Zangerle R, Fuchs D, Sarcletti M, Gallati H, Reibnegger G, Wachter H, Dierich M P, Möst J
Department of Dermatology and Venereology, University of Innsbruck, Austria.
Clin Immunol Immunopathol. 1994 Sep;72(3):328-34. doi: 10.1006/clin.1994.1149.
Immune activation seems to be involved in the pathogenesis of human immunodeficiency virus (HIV) infection. The immune activation markers neopterin and beta 2-microglobulin can predict the future rate of the decrease in CD4+ T cells. In a longitudinal study, we assessed whether the decline in the CD4+ T-cell count is associated with increased concentrations of soluble intercellular adhesion molecule-1 (sICAM-1) and soluble tumor necrosis factor receptor 75 (sTNFR 75), compared to increased concentrations of beta 2-microglobulin and urinary neopterin. Forty-seven individuals representing all stages of HIV infection were followed-up for a mean of 12.7 months (range, 8 to 16 months). The percentage of the change of the CD4+ T-cell count from study entry to study end ranged from -97 to +98%; the median was -33%. Concentrations of urinary neopterin, sTNFR 75, and beta 2-microglobulin correlated with the percentage of the change of the CD4+ T-cell count from study entry to study end (r = -0.45, confidence interval (CI) -0.65 to -0.19; r = -0.42, 95% CI -0.63 to -0.15; and r = -0.416, 95% CI -0.62 to -0.15), but those of sICAM-1 did not. This difference was found despite significant correlations between sICAM-1 and sTNFR 75 and beta 2-microglobulin. Levels of sICAM-1 obtained at study entry correlated with levels of sICAM-1 obtained at study end (r = 0.46, 95% CI 0.17 to 0.68). In a multivariate linear regression analysis, urinary neopterin and sTNFR 75 were jointly significant for the percentage of the change of the CD4+ T-cell count. These results suggest that sTNFR 75 is a useful marker to estimate disease progression in HIV infection, whereas sICAM-1 does not seem to provide any information related to the decline of the CD4+ T-cell count.

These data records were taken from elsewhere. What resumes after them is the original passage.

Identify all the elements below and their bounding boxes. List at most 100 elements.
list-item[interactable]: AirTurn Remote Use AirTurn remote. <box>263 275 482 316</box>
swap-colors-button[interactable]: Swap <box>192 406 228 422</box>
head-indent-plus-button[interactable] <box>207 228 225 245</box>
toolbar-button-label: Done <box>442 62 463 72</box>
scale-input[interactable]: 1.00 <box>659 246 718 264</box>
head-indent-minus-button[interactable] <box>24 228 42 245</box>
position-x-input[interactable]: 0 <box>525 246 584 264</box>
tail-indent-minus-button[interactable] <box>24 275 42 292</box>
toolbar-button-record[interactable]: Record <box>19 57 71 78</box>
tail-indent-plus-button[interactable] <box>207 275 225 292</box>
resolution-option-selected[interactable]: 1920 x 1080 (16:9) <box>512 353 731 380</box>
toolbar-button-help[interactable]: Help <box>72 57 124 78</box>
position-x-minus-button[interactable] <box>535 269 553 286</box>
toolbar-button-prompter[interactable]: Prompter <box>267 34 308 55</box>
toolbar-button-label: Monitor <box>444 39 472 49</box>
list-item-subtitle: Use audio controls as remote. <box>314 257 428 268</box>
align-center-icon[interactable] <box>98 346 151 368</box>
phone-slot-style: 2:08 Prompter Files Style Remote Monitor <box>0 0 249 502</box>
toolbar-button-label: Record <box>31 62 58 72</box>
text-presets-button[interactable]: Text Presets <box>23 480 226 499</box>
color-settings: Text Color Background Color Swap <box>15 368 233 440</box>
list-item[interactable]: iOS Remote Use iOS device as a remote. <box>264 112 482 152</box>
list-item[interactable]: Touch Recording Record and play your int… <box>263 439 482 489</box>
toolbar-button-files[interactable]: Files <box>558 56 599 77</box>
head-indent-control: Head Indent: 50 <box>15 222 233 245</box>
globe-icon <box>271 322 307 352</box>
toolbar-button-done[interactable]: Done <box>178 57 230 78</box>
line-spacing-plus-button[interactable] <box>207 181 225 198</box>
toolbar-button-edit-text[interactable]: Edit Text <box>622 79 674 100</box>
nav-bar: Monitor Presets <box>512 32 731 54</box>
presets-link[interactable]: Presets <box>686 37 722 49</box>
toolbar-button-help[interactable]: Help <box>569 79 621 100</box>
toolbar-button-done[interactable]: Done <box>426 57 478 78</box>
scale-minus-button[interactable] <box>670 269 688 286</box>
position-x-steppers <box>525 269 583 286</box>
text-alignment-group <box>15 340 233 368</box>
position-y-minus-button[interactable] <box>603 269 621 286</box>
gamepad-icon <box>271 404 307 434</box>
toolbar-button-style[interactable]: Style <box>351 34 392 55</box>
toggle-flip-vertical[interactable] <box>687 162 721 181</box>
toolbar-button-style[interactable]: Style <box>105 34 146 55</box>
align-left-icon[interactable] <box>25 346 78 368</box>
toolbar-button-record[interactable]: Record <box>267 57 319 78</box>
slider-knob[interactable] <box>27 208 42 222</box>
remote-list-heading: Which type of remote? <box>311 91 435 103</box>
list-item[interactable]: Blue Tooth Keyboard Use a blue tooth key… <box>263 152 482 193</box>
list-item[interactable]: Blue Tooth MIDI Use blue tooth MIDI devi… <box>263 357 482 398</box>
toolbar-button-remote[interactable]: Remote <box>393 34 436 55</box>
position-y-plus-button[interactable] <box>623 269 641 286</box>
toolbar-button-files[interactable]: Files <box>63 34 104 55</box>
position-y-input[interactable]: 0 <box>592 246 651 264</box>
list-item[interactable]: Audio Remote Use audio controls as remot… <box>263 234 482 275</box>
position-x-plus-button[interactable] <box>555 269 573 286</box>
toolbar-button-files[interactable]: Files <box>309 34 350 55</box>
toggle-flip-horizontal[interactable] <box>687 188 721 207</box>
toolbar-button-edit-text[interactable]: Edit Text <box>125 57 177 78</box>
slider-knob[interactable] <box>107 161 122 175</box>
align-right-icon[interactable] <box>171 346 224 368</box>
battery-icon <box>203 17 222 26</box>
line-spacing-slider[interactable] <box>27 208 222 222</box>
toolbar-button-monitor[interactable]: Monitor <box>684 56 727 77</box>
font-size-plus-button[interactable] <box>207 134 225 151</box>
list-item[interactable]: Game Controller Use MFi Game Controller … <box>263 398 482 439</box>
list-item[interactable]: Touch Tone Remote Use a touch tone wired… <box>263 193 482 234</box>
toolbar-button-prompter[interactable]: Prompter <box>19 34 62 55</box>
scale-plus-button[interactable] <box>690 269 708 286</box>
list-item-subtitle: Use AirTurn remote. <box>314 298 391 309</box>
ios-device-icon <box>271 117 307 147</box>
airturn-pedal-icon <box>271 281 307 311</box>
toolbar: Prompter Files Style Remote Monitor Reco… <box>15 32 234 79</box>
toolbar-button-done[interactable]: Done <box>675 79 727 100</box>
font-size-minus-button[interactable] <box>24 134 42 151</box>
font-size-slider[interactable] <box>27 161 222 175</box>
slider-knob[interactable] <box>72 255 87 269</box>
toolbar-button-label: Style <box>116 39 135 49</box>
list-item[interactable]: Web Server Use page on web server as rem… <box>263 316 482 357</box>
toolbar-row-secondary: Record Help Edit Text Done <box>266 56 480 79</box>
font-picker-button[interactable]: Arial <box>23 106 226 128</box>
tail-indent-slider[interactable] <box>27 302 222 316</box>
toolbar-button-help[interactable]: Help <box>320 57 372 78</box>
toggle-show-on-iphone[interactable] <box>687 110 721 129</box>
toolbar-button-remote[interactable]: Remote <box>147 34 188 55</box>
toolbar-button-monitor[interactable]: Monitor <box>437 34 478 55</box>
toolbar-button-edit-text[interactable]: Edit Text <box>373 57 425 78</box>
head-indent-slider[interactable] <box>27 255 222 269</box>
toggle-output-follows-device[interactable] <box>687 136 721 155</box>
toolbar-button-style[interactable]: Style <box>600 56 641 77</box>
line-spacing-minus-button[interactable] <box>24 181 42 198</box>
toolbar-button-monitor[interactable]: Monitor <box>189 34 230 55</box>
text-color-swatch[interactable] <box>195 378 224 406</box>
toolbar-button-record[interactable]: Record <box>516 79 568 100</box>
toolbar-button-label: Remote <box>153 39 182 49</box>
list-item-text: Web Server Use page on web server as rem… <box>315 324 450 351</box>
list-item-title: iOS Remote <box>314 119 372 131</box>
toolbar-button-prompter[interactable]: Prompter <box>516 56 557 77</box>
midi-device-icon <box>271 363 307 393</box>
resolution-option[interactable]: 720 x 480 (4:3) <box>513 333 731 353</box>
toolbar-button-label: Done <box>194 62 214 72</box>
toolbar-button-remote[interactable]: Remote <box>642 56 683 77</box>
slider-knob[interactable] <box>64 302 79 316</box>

免疫激活似乎参与了人类免疫缺陷病毒(HIV)感染的发病机制。免疫激活标志物新蝶呤和β2-微球蛋白可以预测未来CD4+T细胞数量下降的速率。在一项纵向研究中,我们评估了与β2-微球蛋白和尿新蝶呤浓度升高相比,CD4+T细胞计数的下降是否与可溶性细胞间黏附分子-1(sICAM-1)和可溶性肿瘤坏死因子受体75(sTNFR 75)浓度升高有关。对代表HIV感染各个阶段的47名个体进行了平均12.7个月(范围8至16个月)的随访。从研究开始到研究结束,CD4+T细胞计数变化的百分比范围为-97%至+98%;中位数为-33%。尿新蝶呤、sTNFR 75和β2-微球蛋白的浓度与从研究开始到研究结束CD4+T细胞计数变化的百分比相关(r = -0.45,置信区间(CI)-0.65至-0.19;r = -0.42,95%CI -0.63至-0.15;r = -0.416,95%CI -0.62至-0.15),但sICAM-1的浓度与CD4+T细胞计数变化的百分比无关。尽管sICAM-1与sTNFR 75和β2-微球蛋白之间存在显著相关性,但仍发现了这种差异。研究开始时获得的sICAM-1水平与研究结束时获得的sICAM-1水平相关(r = 0.46,95%CI 0.17至0.68)。在多变量线性回归分析中,尿新蝶呤和sTNFR 75对CD4+T细胞计数变化的百分比具有联合显著性。这些结果表明,sTNFR 75是估计HIV感染疾病进展的有用标志物,而sICAM-1似乎没有提供与CD4+T细胞计数下降相关的任何信息。